You will also see a number of handsome private
residences—country-houses of wealthy merchants; and you will
find that the church, though uninteresting exteriorly, is rich
and impressive within: it is a famous shrine, where miracles are
alleged to have been wrought. Immense processions periodically
wend their way to it from St. Pierre,—starting at three or four
o'clock in the morning, so as to arrive before the sun is well
up. … But there are no woods here,—only fields. An odd tone
is given to the lanes by a local custom of planting hedges of
what are termed roseaux d' Inde, having a dark-red foliage; and
there is a visible fondness for ornamental plants with crimson
leaves. Otherwise the mountain summit is somewhat bare; trees
have a scrubby aspect. You must have noticed while ascending
that the palmistes became smaller as they were situated higher:
at Morne Rouge they are dwarfed,—having a short stature, and
very thick trunks.
In spite of the fine views of the sea, the mountain-heights,
and the valley-reaches, obtainable from Morne Rouge, the place
has a somewhat bleak look. Perhaps this is largely owing to the
universal slate-gray tint of
the buildings,—very melancholy by
comparison with the apricot and banana yellows tinting the walls
of St. Pierre. But this cheerless gray is the only color which
can resist the climate of Morne Rouge, where people are literally
dwelling in the clouds. Rolling down like white smoke from Pelée,
these often create a dismal fog; and Morne Rouge is certainly one
of the rainiest places in the world. When it is dry everywhere else,
it rains at Morne Rouge. It rains at least three hundred and sixty
days and three hundred and sixty nights of the year. It rains almost
invariably once in every twenty-four hours; but oftener five or
six times. The dampness is phenomenal. All mirrors become
patchy; linen moulds in one day; leather turns while woollen
goods feel as if saturated with moisture; new brass becomes
green; steel crumbles into red powder; wood-work rots with
astonishing rapidity; salt is quickly transformed into brine; and
matches, unless kept in a very warm place, refuse to light.

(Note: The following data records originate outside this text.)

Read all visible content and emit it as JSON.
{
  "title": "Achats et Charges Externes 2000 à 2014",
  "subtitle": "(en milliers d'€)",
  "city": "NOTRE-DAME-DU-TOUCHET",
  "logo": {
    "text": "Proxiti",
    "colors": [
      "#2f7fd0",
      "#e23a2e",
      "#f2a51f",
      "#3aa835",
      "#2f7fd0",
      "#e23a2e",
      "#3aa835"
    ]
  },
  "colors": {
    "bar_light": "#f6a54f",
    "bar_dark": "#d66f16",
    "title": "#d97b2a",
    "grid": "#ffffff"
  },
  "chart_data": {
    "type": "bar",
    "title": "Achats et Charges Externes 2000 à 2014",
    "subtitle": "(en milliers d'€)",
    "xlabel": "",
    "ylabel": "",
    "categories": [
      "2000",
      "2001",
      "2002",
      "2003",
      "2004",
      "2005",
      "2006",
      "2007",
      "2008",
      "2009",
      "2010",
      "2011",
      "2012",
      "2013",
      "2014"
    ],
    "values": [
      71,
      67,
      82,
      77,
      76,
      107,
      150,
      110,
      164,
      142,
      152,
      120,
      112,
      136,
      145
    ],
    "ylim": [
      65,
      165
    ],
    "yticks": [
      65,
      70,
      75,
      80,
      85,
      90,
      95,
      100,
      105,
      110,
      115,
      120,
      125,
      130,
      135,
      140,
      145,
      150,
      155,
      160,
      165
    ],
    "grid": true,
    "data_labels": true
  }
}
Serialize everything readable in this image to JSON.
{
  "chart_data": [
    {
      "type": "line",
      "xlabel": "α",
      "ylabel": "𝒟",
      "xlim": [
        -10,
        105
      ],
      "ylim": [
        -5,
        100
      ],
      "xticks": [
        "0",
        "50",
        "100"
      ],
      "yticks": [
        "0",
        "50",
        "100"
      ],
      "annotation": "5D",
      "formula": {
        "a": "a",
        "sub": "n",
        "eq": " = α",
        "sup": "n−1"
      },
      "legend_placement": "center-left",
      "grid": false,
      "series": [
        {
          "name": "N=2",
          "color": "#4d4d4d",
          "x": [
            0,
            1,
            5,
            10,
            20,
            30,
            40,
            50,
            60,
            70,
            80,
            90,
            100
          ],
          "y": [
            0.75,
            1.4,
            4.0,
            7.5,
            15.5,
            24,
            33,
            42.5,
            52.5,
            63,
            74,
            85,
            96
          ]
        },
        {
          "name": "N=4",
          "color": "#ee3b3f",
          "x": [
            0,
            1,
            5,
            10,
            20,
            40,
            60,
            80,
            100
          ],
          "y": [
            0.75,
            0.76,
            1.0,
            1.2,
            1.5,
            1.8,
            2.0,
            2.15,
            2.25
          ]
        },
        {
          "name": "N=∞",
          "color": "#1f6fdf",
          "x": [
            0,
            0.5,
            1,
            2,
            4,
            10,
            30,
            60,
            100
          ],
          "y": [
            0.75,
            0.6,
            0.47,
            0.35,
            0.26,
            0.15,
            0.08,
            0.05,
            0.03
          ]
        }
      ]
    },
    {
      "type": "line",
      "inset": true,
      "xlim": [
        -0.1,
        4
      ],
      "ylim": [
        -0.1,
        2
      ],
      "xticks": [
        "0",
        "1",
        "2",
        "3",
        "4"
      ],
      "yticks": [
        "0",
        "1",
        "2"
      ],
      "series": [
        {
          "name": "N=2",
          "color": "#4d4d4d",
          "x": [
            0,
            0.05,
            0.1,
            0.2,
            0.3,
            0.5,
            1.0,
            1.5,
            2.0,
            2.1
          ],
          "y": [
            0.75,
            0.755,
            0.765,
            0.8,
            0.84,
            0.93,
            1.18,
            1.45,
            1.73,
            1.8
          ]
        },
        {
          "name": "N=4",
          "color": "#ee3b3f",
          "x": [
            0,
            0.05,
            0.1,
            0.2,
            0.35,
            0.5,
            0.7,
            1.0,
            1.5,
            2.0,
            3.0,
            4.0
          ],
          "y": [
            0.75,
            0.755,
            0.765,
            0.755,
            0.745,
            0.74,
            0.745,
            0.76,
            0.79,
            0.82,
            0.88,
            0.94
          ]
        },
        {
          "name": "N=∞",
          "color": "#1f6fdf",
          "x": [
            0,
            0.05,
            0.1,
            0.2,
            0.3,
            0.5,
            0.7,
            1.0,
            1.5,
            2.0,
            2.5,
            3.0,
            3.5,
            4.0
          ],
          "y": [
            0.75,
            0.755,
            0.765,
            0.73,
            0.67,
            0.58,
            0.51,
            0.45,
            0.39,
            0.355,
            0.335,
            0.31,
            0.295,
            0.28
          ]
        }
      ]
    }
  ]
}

Everything moulders and peels and decomposes; even the frescos of
the church-interior lump out in immense blisters; and a
microscopic vegetation, green or brown, attacks all exposed
surfaces of timber or stone. At night it is often really cold;—
and it is hard to understand how, with all this dampness and
coolness and mouldiness, Morne Rouge can be a healthy place. But
it is so, beyond any question: it is the great Martinique resort
for invalids; strangers debilitated by the climate of Trinidad or
Cayenne come to it for recuperation.
Leaving the village by the still uprising road, you will be
surprised, after a walk of twenty minutes northward, by a
magnificent view,—the vast valley of the Champ-Flore, watered
by many torrents, and bounded south and west by double, triple,
and quadruple surging of mountains,—mountains broken, peaked,
tormented-looking, and tinted (irisées, as the creoles say) with
all those gem-tones
distance gives in a West Indian atmosphere.
Particularly impressive is the beauty of one purple cone in the
midst of this many-colored chain: the Piton Gélé. All the valley-expanse
of rich land is checkered with alternations of meadow and
cane and cacao,—except northwestwardly, where woods billow out of
sight beyond a curve. Facing this landscape, on your left, are mornes
of various heights,—among which you will notice La Calebasse,
overtopping everything but Pelée shadowing behind it;—and a
grass-grown road leads up westward from the national highway
towards the volcano. This is the Calebasse route to Pelée.